Newsday - February 4, 1999
Laurie Garrett - Staff Correspondent
Because these drugs are metabolized in the liver through some of the same chemical pathways involved in processing commonly used anti-HIV medicine, patients can risk either drug overdoses or sharp and dangerous withdrawals, according to research reported at the sixth Conference on Retroviruses and Opportunistic Infections held here this week.
Given that drug abusers and methadone users comprise one of the largest groups of AIDS patients in the United States, these findings have profound implications, the researchers said.
In one study, Dr. Gerald Friedland of Yale University found that HIV patients who take a powerful medicine called ritonavir have different responses to heroin. Ritonavir's chemical effects on the liver causes heroin to gush into the brain - an occurrence that, in some cases, resulted in instant drug overdoses.
"We suggested to needle exchange programs in New Haven that people should [be advised to] halve their doses of heroin if they're taking ritonavir," Friedland's Yale colleague Dr. Frederick Altice said in an interview. "People said, `Oh, cool! I'm not spending as much money on heroin so I don't need to be breaking into as many houses.' "
The Yale group also determined that the medicine AZT tends to increase the amount of methadone that gets to the patient's brain, while the medicine ddI lowers methadone levels in the brain.
"There may need to be some dosage adjustments," Friedland explained. "It's really hard to know what to recommend."
A British team, meanwhile, reported the case of a young man who was taking ritonavir as a component of his HIV treatment, and died one night when he ingested the mind-altering drug called Ecstacy. The precise biochemistry of the interaction isn't clear, but the young man's entire cardiovascular system shut down when ritonavir and Ecstacy mixed in his body.
But Altice thinks the most extreme interaction is seen when methadone and the anti-HIV medicine nevirapine are mixed. Altice noted the response of a 22-year-old female patient on methadone who was doing well on the drug and at her job. "She started [anti-HIV] therapy and within two days suffered traumatic withdrawal symptoms," he said, adding that the "sad thing was that she decided not to risk her employment or withdrawal, so she stopped all [anti-HIV] drug therapy."
Altice said he's found he needed to increase narcotics doses tenfold in HIV patients taking nevirapine in order to prevent methadone withdrawals. Nevirapine appears to flush methadone out of the body, but scientists don't yet know why. Sudden narcotics withdrawal is physically and emotionally painful and can, in extreme cases, be life threatening.
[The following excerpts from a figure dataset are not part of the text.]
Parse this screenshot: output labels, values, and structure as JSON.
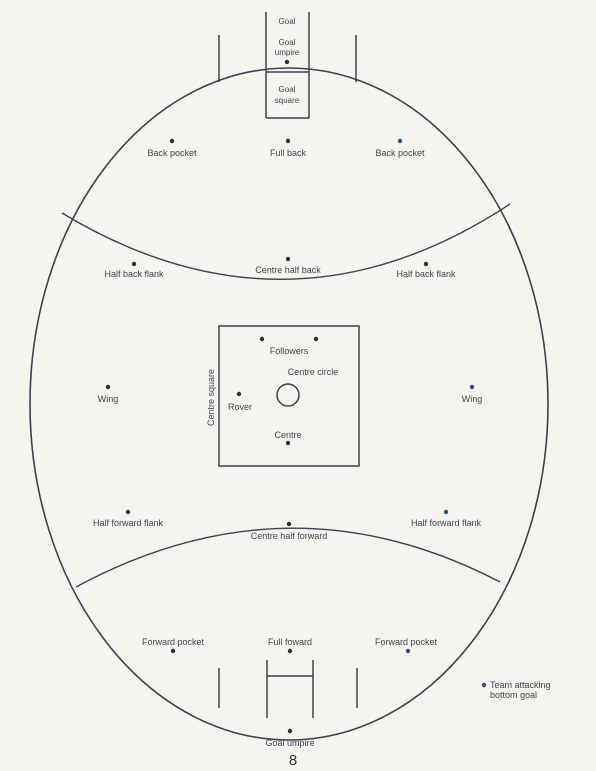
{
  "field": {
    "positions": [
      {
        "id": "back-pocket-left",
        "label": "Back pocket"
      },
      {
        "id": "full-back",
        "label": "Full back"
      },
      {
        "id": "back-pocket-right",
        "label": "Back pocket"
      },
      {
        "id": "centre-half-back",
        "label": "Centre half back"
      },
      {
        "id": "half-back-flank-left",
        "label": "Half back flank"
      },
      {
        "id": "half-back-flank-right",
        "label": "Half back flank"
      },
      {
        "id": "followers",
        "label": "Followers"
      },
      {
        "id": "centre-circle",
        "label": "Centre circle"
      },
      {
        "id": "rover",
        "label": "Rover"
      },
      {
        "id": "centre",
        "label": "Centre"
      },
      {
        "id": "wing-left",
        "label": "Wing"
      },
      {
        "id": "wing-right",
        "label": "Wing"
      },
      {
        "id": "half-forward-flank-left",
        "label": "Half forward flank"
      },
      {
        "id": "half-forward-flank-right",
        "label": "Half forward flank"
      },
      {
        "id": "centre-half-forward",
        "label": "Centre half forward"
      },
      {
        "id": "forward-pocket-left",
        "label": "Forward pocket"
      },
      {
        "id": "full-forward",
        "label": "Full foward"
      },
      {
        "id": "forward-pocket-right",
        "label": "Forward pocket"
      }
    ],
    "top_goal": {
      "goal": "Goal",
      "goal_umpire_1": "Goal",
      "goal_umpire_2": "umpire",
      "goal_square_1": "Goal",
      "goal_square_2": "square"
    },
    "bottom_goal_umpire": "Goal umpire",
    "centre_square": "Centre square"
  },
  "legend": {
    "line1": "Team attacking",
    "line2": "bottom goal"
  },
  "page_number": "8",
  "colors": {
    "line": "#3a4150",
    "team_dot_blue": "#2f4a8a",
    "dot_dark": "#2a2f3a"
  }
}
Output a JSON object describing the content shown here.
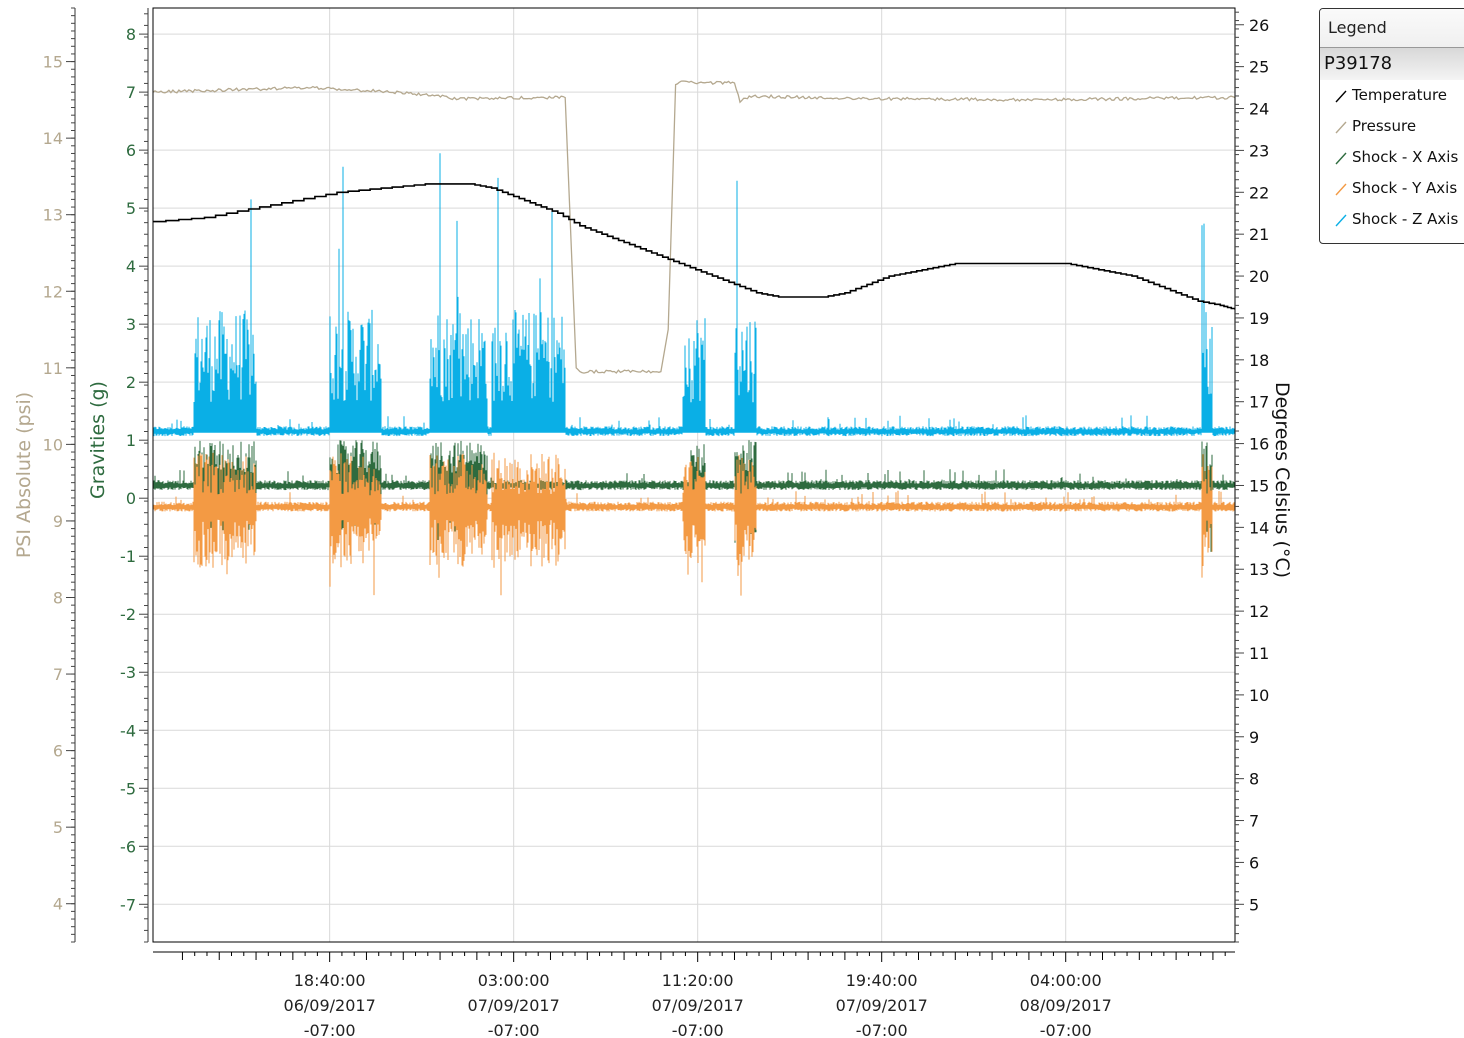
{
  "chart_data": {
    "type": "line",
    "x_axis": {
      "ticks": [
        {
          "time": "18:40:00",
          "date": "06/09/2017",
          "tz": "-07:00"
        },
        {
          "time": "03:00:00",
          "date": "07/09/2017",
          "tz": "-07:00"
        },
        {
          "time": "11:20:00",
          "date": "07/09/2017",
          "tz": "-07:00"
        },
        {
          "time": "19:40:00",
          "date": "07/09/2017",
          "tz": "-07:00"
        },
        {
          "time": "04:00:00",
          "date": "08/09/2017",
          "tz": "-07:00"
        }
      ],
      "range": [
        "06/09/2017 10:40:00",
        "08/09/2017 11:40:00"
      ]
    },
    "y_axes": {
      "psi": {
        "label": "PSI Absolute (psi)",
        "ticks": [
          4,
          5,
          6,
          7,
          8,
          9,
          10,
          11,
          12,
          13,
          14,
          15
        ],
        "range": [
          3.5,
          15.7
        ],
        "color": "#b4a88f"
      },
      "gravities": {
        "label": "Gravities (g)",
        "ticks": [
          -7,
          -6,
          -5,
          -4,
          -3,
          -2,
          -1,
          0,
          1,
          2,
          3,
          4,
          5,
          6,
          7,
          8
        ],
        "range": [
          -7.65,
          8.45
        ],
        "color": "#2e6b3f"
      },
      "celsius": {
        "label": "Degrees Celsius (°C)",
        "ticks": [
          5,
          6,
          7,
          8,
          9,
          10,
          11,
          12,
          13,
          14,
          15,
          16,
          17,
          18,
          19,
          20,
          21,
          22,
          23,
          24,
          25,
          26
        ],
        "range": [
          4.1,
          26.4
        ],
        "color": "#111111"
      }
    },
    "grid": true,
    "legend_position": "top-right",
    "legend": {
      "title": "Legend",
      "group": "P39178",
      "entries": [
        "Temperature",
        "Pressure",
        "Shock - X Axis",
        "Shock - Y Axis",
        "Shock - Z Axis"
      ]
    },
    "series": [
      {
        "name": "Temperature",
        "axis": "celsius",
        "color": "#000000",
        "x": [
          "06/09/2017 10:40",
          "06/09/2017 13:00",
          "06/09/2017 15:00",
          "06/09/2017 17:00",
          "06/09/2017 19:00",
          "06/09/2017 21:00",
          "06/09/2017 23:00",
          "07/09/2017 00:00",
          "07/09/2017 01:00",
          "07/09/2017 02:00",
          "07/09/2017 03:00",
          "07/09/2017 04:00",
          "07/09/2017 05:00",
          "07/09/2017 06:00",
          "07/09/2017 07:00",
          "07/09/2017 08:00",
          "07/09/2017 09:00",
          "07/09/2017 10:00",
          "07/09/2017 11:00",
          "07/09/2017 12:00",
          "07/09/2017 13:00",
          "07/09/2017 14:00",
          "07/09/2017 15:00",
          "07/09/2017 16:00",
          "07/09/2017 17:00",
          "07/09/2017 18:00",
          "07/09/2017 19:00",
          "07/09/2017 20:00",
          "07/09/2017 21:00",
          "07/09/2017 22:00",
          "07/09/2017 23:00",
          "08/09/2017 00:00",
          "08/09/2017 01:00",
          "08/09/2017 02:00",
          "08/09/2017 03:00",
          "08/09/2017 04:00",
          "08/09/2017 05:00",
          "08/09/2017 06:00",
          "08/09/2017 07:00",
          "08/09/2017 08:00",
          "08/09/2017 09:00",
          "08/09/2017 10:00",
          "08/09/2017 11:00",
          "08/09/2017 11:40"
        ],
        "values": [
          21.3,
          21.4,
          21.6,
          21.8,
          22.0,
          22.1,
          22.2,
          22.2,
          22.2,
          22.1,
          21.9,
          21.7,
          21.5,
          21.2,
          21.0,
          20.8,
          20.6,
          20.4,
          20.2,
          20.0,
          19.8,
          19.6,
          19.5,
          19.5,
          19.5,
          19.6,
          19.8,
          20.0,
          20.1,
          20.2,
          20.3,
          20.3,
          20.3,
          20.3,
          20.3,
          20.3,
          20.2,
          20.1,
          20.0,
          19.8,
          19.6,
          19.4,
          19.3,
          19.2
        ]
      },
      {
        "name": "Pressure",
        "axis": "psi",
        "color": "#b4a88f",
        "x": [
          "06/09/2017 10:40",
          "06/09/2017 14:00",
          "06/09/2017 18:00",
          "06/09/2017 21:00",
          "06/09/2017 23:30",
          "07/09/2017 00:30",
          "07/09/2017 02:00",
          "07/09/2017 05:20",
          "07/09/2017 05:50",
          "07/09/2017 06:00",
          "07/09/2017 09:40",
          "07/09/2017 10:00",
          "07/09/2017 10:20",
          "07/09/2017 10:30",
          "07/09/2017 13:00",
          "07/09/2017 13:15",
          "07/09/2017 13:40",
          "07/09/2017 18:00",
          "07/09/2017 22:00",
          "08/09/2017 03:00",
          "08/09/2017 08:00",
          "08/09/2017 11:40"
        ],
        "values": [
          14.6,
          14.63,
          14.66,
          14.61,
          14.56,
          14.51,
          14.52,
          14.53,
          11.0,
          10.95,
          10.95,
          11.5,
          14.7,
          14.73,
          14.72,
          14.47,
          14.55,
          14.52,
          14.51,
          14.5,
          14.52,
          14.53
        ]
      },
      {
        "name": "Shock - X Axis",
        "axis": "gravities",
        "color": "#2e6b3f",
        "bursts": [
          [
            "06/09/2017 12:30",
            "06/09/2017 15:20"
          ],
          [
            "06/09/2017 18:40",
            "06/09/2017 21:00"
          ],
          [
            "06/09/2017 23:10",
            "07/09/2017 01:50"
          ],
          [
            "07/09/2017 11:00",
            "07/09/2017 11:40"
          ],
          [
            "07/09/2017 13:00",
            "07/09/2017 14:00"
          ],
          [
            "08/09/2017 10:10",
            "08/09/2017 10:40"
          ]
        ],
        "baseline": 0.22,
        "peak_min": -0.95,
        "peak_max": 1.05
      },
      {
        "name": "Shock - Y Axis",
        "axis": "gravities",
        "color": "#f39a44",
        "bursts": [
          [
            "06/09/2017 12:30",
            "06/09/2017 15:20"
          ],
          [
            "06/09/2017 18:40",
            "06/09/2017 21:00"
          ],
          [
            "06/09/2017 23:10",
            "07/09/2017 01:50"
          ],
          [
            "07/09/2017 02:00",
            "07/09/2017 05:20"
          ],
          [
            "07/09/2017 10:40",
            "07/09/2017 11:40"
          ],
          [
            "07/09/2017 13:00",
            "07/09/2017 14:00"
          ],
          [
            "08/09/2017 10:10",
            "08/09/2017 10:40"
          ]
        ],
        "baseline": -0.15,
        "peak_min": -1.7,
        "peak_max": 0.9
      },
      {
        "name": "Shock - Z Axis",
        "axis": "gravities",
        "color": "#0aafe6",
        "bursts": [
          [
            "06/09/2017 12:30",
            "06/09/2017 15:20"
          ],
          [
            "06/09/2017 18:40",
            "06/09/2017 21:00"
          ],
          [
            "06/09/2017 23:10",
            "07/09/2017 01:50"
          ],
          [
            "07/09/2017 02:00",
            "07/09/2017 05:20"
          ],
          [
            "07/09/2017 10:40",
            "07/09/2017 11:40"
          ],
          [
            "07/09/2017 13:00",
            "07/09/2017 14:00"
          ],
          [
            "08/09/2017 10:10",
            "08/09/2017 10:40"
          ]
        ],
        "baseline": 1.15,
        "peak_max": 6.2
      }
    ]
  }
}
In 1985, while only an intern at Yale, Altice diagnosed his first HIV case; a heroin-addicted female prostitute. Altice said the woman is still alive, but that it's been a struggle that included severe complications that cropped up between her methadone treatments and her HIV therapy.
When Altice's patients started taking an anti-HIV cocktail that included nevirapine two years ago, he said, the methadone flushed out of her body and "she returned to heroine use." Since then, Altice said he increased the woman's methadone dose tenfold, and she once again was able to work on pulling her life together, despite her HIV.
"That's been the success story of her life," Altice said with obvious pride. "She was living in a shooting gallery. Now she has a home and gives community lectures."
Altice and Friedland reported this week on seven such cases of methadone / nevirapine interactions. They noted in their presentation that the manufacturers of anti-HIV drugs minimized the potential for such interaction when they originally petitioned for federal licensing, and didn't pursue the issue as the drugs were placed in general use.
"We're the only ones who have looked at this," Friedland said.